Le Journal de Michel Perdrial
Le Journal de Michel Perdrial



Loïc Boyer
Je suis l’auteur de textes courts qui furent publiés depuis mil neuf cent quatre-vingt-quinze dans des revues littéraires en France (Supérieur Inconnu, Supplément d’Ame, Nouvelle Donne, Le Bord de l’Eau, Pris de Peur, l’Art du Bref, Sol’Air, Gros Textes, Salmigondis, Verso, Décharge, Bulle, Filigranes, Diérèse, Martobre, Comme ça et Autrement, (Cahier d’) Ecritures, La Nef des Fous), en Belgique (Traversées, Ecrits Vains, L’Arbre à Plumes, Inédit Nouveau, Bleu d’Encre), au Canada (Les Saisons Littéraires) et en Italie (Les Cahiers du Ru).
Les courageuses Editions du Chardon ont publié en mil neuf cent quatre-vingt-dix-neuf Erotica, un recueil de vingt-huit de ces textes, illustré par Isabelle Pio et Antoine Lopez et préfacé par Sarane Alexandrian, toujours disponible auprès de moi.
Je suis également l’auteur d’une pièce de théâtre et de plusieurs romans ou récits à ce jour inédits.
Depuis le onze novembre deux mille six, je publie mon Journal via Internet, un temps sous-titré Persiflages, moquages et autres énervages mâtinés de complimentages et de contentages.
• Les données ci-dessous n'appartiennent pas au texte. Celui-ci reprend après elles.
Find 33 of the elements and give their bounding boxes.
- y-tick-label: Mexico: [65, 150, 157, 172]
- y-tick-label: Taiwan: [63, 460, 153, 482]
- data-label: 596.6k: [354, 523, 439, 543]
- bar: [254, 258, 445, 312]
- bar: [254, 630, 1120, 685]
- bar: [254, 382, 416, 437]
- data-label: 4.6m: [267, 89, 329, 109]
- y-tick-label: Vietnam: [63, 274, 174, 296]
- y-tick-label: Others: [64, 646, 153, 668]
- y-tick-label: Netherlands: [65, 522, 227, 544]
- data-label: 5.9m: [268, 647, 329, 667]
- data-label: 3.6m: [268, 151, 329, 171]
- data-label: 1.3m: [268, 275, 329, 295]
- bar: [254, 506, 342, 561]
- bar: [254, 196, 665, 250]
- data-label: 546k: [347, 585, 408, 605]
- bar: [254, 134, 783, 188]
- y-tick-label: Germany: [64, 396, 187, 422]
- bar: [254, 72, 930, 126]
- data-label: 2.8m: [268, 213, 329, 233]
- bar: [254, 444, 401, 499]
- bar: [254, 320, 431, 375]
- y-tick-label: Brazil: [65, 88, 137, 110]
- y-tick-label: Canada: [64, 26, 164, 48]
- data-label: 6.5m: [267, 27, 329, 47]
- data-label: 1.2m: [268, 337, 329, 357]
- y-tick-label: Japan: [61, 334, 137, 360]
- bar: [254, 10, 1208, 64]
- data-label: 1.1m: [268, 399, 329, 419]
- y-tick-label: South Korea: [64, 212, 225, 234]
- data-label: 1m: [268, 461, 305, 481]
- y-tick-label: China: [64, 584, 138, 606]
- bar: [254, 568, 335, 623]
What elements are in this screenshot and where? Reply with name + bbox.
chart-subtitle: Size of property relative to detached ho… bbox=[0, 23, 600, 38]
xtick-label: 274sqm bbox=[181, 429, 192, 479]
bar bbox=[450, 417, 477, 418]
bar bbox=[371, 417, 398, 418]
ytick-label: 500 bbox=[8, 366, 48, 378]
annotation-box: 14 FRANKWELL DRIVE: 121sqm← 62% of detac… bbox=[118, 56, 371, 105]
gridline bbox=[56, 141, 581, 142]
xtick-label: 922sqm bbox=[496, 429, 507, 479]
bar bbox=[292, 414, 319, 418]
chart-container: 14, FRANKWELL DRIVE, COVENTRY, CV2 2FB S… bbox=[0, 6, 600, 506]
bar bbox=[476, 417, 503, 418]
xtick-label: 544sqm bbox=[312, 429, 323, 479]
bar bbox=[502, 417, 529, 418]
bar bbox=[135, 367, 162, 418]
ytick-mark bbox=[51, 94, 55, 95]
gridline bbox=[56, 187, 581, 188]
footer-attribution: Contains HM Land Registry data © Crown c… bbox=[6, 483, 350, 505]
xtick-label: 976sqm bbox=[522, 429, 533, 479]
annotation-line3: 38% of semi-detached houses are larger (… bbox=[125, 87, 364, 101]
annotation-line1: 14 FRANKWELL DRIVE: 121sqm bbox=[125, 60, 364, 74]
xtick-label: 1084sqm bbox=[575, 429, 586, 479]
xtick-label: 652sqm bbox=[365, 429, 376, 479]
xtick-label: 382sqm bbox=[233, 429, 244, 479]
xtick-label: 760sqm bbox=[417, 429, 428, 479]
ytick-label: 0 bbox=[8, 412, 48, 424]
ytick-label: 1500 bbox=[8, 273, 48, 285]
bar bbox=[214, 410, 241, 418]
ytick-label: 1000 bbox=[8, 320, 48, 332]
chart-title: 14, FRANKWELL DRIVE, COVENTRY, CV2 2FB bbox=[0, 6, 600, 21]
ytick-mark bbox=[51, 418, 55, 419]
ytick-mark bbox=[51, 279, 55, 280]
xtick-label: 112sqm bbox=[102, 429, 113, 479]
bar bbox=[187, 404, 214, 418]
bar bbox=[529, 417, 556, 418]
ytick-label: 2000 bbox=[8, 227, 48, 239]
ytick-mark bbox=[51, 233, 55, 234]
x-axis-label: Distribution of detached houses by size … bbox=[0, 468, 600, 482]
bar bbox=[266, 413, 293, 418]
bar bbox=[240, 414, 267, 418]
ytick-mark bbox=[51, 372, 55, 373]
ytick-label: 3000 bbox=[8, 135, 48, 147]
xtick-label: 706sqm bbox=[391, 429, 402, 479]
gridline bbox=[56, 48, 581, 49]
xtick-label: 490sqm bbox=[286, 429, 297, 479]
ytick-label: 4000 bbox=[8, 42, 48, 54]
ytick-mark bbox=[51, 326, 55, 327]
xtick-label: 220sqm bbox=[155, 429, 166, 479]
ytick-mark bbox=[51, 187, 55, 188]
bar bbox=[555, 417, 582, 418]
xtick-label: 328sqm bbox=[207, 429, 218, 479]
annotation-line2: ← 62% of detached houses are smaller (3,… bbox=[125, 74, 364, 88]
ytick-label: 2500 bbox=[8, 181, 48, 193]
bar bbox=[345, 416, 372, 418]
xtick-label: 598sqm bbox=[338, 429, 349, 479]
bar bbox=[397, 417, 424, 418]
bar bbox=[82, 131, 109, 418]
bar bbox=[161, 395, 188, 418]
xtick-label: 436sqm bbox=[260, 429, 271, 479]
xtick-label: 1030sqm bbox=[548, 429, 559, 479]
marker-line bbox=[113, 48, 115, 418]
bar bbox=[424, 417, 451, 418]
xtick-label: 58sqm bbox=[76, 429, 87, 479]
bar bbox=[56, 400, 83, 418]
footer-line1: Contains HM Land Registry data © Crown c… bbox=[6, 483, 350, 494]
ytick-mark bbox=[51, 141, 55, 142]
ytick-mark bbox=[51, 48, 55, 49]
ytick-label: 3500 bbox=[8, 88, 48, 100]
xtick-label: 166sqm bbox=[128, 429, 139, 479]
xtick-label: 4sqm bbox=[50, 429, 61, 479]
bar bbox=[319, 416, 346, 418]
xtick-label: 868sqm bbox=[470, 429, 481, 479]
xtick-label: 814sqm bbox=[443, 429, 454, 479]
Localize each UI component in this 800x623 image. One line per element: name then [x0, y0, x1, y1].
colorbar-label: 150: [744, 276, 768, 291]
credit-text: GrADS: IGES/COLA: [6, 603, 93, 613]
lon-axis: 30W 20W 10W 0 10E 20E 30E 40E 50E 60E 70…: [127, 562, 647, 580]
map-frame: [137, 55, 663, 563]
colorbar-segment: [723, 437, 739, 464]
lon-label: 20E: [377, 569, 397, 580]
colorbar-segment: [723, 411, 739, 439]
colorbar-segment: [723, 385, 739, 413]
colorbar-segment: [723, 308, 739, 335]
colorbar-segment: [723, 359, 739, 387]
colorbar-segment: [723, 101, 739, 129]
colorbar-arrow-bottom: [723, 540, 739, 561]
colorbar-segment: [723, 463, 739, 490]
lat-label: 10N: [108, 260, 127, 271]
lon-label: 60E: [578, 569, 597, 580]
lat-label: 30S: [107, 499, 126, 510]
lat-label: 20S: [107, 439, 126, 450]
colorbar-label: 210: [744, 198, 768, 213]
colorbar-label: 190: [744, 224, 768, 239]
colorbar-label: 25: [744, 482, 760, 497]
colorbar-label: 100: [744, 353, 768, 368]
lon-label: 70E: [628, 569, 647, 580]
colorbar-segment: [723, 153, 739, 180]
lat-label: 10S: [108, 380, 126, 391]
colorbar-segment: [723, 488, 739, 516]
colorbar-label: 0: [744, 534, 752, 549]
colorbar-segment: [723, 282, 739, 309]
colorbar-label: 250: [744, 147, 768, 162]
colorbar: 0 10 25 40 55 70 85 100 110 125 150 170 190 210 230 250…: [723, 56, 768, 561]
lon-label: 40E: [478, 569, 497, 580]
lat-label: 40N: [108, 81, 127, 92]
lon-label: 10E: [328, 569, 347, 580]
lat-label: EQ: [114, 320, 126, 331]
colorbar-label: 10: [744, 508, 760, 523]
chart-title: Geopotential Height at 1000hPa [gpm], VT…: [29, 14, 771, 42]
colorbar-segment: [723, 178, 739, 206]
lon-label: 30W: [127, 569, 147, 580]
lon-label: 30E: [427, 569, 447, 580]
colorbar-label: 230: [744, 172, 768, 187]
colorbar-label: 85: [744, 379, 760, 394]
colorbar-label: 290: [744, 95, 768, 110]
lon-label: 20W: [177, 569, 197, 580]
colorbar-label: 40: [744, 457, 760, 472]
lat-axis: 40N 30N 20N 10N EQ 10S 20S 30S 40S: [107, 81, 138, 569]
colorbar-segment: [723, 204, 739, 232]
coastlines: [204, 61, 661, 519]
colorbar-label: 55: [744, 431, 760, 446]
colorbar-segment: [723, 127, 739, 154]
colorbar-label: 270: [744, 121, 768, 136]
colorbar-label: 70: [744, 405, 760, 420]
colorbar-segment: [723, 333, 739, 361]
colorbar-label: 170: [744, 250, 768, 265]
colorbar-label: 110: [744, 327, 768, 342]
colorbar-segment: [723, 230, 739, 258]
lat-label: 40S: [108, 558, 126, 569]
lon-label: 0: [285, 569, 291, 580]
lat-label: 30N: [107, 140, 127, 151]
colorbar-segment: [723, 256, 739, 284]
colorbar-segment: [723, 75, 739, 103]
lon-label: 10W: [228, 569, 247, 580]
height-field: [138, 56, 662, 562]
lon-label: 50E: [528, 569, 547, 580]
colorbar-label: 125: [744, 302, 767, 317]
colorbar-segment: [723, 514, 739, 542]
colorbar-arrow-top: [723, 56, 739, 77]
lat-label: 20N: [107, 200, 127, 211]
Sa première partie est lisible chez Eklablog, la deuxième ici.
Je vis au centre de Rouen dans un ancien monastère où autrefois les Sœurs de la Miséricorde se vouaient à l’éducation des jeunes filles.







Rss

Au Sud (quarante-trois) : Ollioules

14 octobre 2022


Pour une fois je quitte le bord de mer ce jeudi en prenant le bateau bus qui va à La Seyne puis le bus Mistral numéro Douze qui en part et mène à Ollioules. J’en descends à l’arrêt Centre.
Le premier bâtiment d’Ollioules qui s’offre à mes yeux est l’Hôtel de Ville dont la façade est dédiée à Octobre Rose avec des cœurs de cette couleur sur toutes les fenêtres. Est aussi accrochée sur cette façade une banderole d’encouragement « Allez les Bleues » aux joueuses de la Coupe du Monde Féminine de Rugby. Et par devant est déployée une banderole en hommage à Samuel Paty « professeur et martyr ». Le mélange des genres est étonnant.
A côté de cette Mairie ébouriffée est l’élégante et sobre église Saint-Laurent. Entre les deux, je prends la rue qui monte où je découvre de belles maisons datant du Moyen-Age et de la Renaissance (sur la porte d’une est présente une affiche appelant à la manifestation contre la vie chère et l’inaction climatique à Paris le seize octobre). D’autres rues ont pour entrée un porche que l’on nomme portègue ou pountet en Provence. Ollioules est une ancienne ville fortifiée. Là-haut sont visibles les ruines d’un château. J’en atteins la base sans aller plus loin.
Redescendu, je prends un café verre d’eau à La Régence (un euro cinquante) avec pour spectacle un joli petit marché assez peu fréquenté.
Après lecture de Léautaud, je vais déjeuner à L’Escale qui propose une formule plat dessert quart de vin à dix-huit euros. Ce plat est une bonne andouillette sauce moutarde avec des frites maison mais le dessert une trop banale tarte aux pommes.
Pour le café je retourne à La Régence et reprends ma lecture tandis que le marché est remballé dans des camionnettes blanches sous la surveillance d’un uniforme. La place est vite nettoyée et c’est alors qu’arrive le bus Douze de quatorze heures pour La Seyne. Une petite attente sur le ponton et voici le bateau bus. Assis à sa proue, je passe une nouvelle fois en revue les navires de l’armée française dont le Charles de Gaulle et suis sur le quai de Toulon à quinze heures précises, n’ayant pas tout vu d’Ollioules, décidé à y retourner.
                                                                 *
C’est à Ollioules qu’était le Théâtre National de la Danse et de l’Image de Châteauvallon. Cette prestigieuse institution culturelle fut flinguée par le F-Haine qui lui coupa les subventions quand il tenait la Mairie de Toulon.
                                                                *
A Ollioules, l’Auberge du Vigneron « bistrot chic élégant ». Si c’est vraiment le cas, c’est mieux de ne pas l’écrire sur la façade.
                                                                *
Sujet de conversation des terrasses, la pénurie de carburant due à la grève dans les raffineries. « Même plus d’essence à mettre dans la tondeuse ! ».
                                                                *
M’interrogeant sur les multiples messages affichés sur la Mairie d’Ollioules, je cherche de quel parti politique est son Maire : Les Républicains.